3 Material and Methods

3.1 The phenor R package

The phenor R package assimilates four important phenological records of either observational, near-surface and satellite remote sensing based records across a variety of ecosystem and plant functional types. The phenor R package combines data from near-surface remote sensing through the PhenoCam network using phenocamr and daymetr R packages into a phenology modelling framework which covers data preparation, model optimization and model visualization and consists of a number of key functions. In addition, data from the USA National Phenology Network (USA-NPN), the Pan European Phenology Project (PEP725) and the MODIS land surface phenology product (MCD12Q2) can be ingested. In the interest of brevity both phenocamr, daymetr R packages and the PhenoCam source data are described in Appendix S1.

The format_phenocam() phenor function combines phenophases, downloaded and generated by the phenocamr R package, with the climate data downloaded using the daymetr R package. The function requires the location (path) of the generated phenophase output files, together with parameters specifying the phenophase (direction = rising; with rising for spring or falling for autumn) and the threshold value used (threshold = 25), the Gcc percentile to use (gcc_value = 90, Sonnentag et al. 2012) and the offset as a day-of-year value. The offset is the day-of-year in the previous year on which to start reporting climate data, running until this day in the subsequent year. The function returns model calibration/validation and driver data a nested list of data frames (df), used in subsequent model optimization (see description of optimize_parameters() and model_calibration() below).

df = format_phenocam( path = “/path/to/phenocamr/phenophases/”,
                           direction = “rising”,
                           gcc_value =  “gcc_90”,
               threshold = 25,
                           offset = 264)

Similarly, the format_pep725() function uses PEP725 observational data together with European E-OBS climate data (Haylock et al. 2008) to compile a consistent calibration/validation dataset for European observational records (e.g., Basler 2016). Data can be downloaded using the download_pep725() function. We provide similar functionality for the USA-NPN data. Data can be downloaded through the USA-NPN application programming interface using download_npn() and correctly formatted with format_npn(). Furthermore, the format_modis() function correctly formats a directory of MODIS MCD12Q2 land surface phenology data (i.e., phenophases, Zhang et al. 2003) as downloaded with the MODISTools R package (Tuck et al. 2014).

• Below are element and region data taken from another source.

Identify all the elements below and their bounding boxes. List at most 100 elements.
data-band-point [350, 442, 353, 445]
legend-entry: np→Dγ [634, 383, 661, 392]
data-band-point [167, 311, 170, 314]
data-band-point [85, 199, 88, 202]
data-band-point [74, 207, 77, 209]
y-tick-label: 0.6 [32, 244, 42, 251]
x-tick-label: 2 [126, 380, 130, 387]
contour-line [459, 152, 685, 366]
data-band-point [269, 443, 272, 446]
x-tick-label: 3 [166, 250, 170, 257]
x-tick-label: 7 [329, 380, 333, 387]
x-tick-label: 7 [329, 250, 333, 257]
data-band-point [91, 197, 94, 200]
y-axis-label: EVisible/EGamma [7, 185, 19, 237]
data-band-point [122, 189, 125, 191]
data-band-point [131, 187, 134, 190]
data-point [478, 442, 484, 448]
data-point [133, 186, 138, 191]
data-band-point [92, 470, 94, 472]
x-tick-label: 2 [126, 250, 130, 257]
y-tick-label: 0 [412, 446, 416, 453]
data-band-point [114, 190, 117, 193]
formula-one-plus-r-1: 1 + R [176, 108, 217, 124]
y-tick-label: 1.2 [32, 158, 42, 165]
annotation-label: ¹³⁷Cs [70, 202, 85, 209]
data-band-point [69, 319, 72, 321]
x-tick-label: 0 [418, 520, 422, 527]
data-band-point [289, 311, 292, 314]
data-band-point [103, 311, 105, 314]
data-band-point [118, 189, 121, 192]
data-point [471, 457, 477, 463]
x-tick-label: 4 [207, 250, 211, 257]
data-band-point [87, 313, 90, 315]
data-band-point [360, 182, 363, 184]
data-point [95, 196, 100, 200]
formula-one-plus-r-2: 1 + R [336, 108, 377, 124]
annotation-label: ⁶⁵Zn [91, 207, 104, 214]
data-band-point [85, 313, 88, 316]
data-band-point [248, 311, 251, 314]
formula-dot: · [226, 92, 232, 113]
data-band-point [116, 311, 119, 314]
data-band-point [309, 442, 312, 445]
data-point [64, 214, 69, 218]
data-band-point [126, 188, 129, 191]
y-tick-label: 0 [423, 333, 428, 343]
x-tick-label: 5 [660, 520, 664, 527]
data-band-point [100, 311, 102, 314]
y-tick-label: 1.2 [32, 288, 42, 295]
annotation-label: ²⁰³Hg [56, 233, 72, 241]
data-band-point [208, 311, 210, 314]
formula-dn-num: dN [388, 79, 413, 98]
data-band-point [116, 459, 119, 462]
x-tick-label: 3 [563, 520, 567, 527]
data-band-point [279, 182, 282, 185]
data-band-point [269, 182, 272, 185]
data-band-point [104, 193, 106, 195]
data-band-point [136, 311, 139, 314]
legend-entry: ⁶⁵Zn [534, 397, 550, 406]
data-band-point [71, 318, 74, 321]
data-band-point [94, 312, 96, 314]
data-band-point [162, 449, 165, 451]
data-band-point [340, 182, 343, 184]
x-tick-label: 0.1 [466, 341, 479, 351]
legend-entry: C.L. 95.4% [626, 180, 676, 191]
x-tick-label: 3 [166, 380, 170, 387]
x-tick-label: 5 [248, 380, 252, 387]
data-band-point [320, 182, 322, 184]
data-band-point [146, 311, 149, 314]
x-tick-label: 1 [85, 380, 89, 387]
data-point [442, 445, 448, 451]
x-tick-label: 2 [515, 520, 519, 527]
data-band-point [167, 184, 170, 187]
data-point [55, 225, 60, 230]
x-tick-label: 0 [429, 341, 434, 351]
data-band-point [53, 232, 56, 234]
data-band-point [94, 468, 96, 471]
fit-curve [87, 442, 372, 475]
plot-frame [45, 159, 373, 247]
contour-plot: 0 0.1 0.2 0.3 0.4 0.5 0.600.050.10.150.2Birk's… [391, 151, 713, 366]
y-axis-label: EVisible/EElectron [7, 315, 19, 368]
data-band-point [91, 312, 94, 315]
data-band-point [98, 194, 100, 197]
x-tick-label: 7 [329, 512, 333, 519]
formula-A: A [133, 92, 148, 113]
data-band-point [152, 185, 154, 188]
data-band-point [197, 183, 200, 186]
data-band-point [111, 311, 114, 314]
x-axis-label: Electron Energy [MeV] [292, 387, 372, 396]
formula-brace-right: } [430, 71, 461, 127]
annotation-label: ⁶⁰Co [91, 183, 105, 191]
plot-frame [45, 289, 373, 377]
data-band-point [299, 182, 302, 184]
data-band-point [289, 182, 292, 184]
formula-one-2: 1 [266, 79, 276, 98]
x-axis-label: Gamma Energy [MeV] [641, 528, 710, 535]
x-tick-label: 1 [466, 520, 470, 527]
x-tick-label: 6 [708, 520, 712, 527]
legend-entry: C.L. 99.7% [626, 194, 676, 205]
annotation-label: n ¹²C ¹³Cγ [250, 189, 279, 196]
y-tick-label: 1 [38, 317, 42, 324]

Spatially scaling of model results is facilitated through a number of functions. The format_daymet() function uses gridded pre-processed Daymet tiles to generate spatially explicit driver data (download_daymet_tiles() and daymet_tmean() functions of daymetr, Appendix S1). The format_eobs() function provides the same functionality for the E-OBS climate data. Yet another source of hindcast data is compiled using the format_berkeley_earth() function, which allows the user to subset 1x1 degree global historical climate data for any year since 1850 through the Berkeley Earth project (Rohde et al. 2012). Similarly, the format_cmip5() function formats 1/4th degree NASA Earth Exchange (NEX) global gridded Coupled Model Intercomparison Project (CMIP5) data of historical reanalysis and representative concentration pathway (RCP 4.5 and RCP8.5) projections. Unlike format_phenocam() or format_modis() no calibration/validation data is included in the gridded spatial data.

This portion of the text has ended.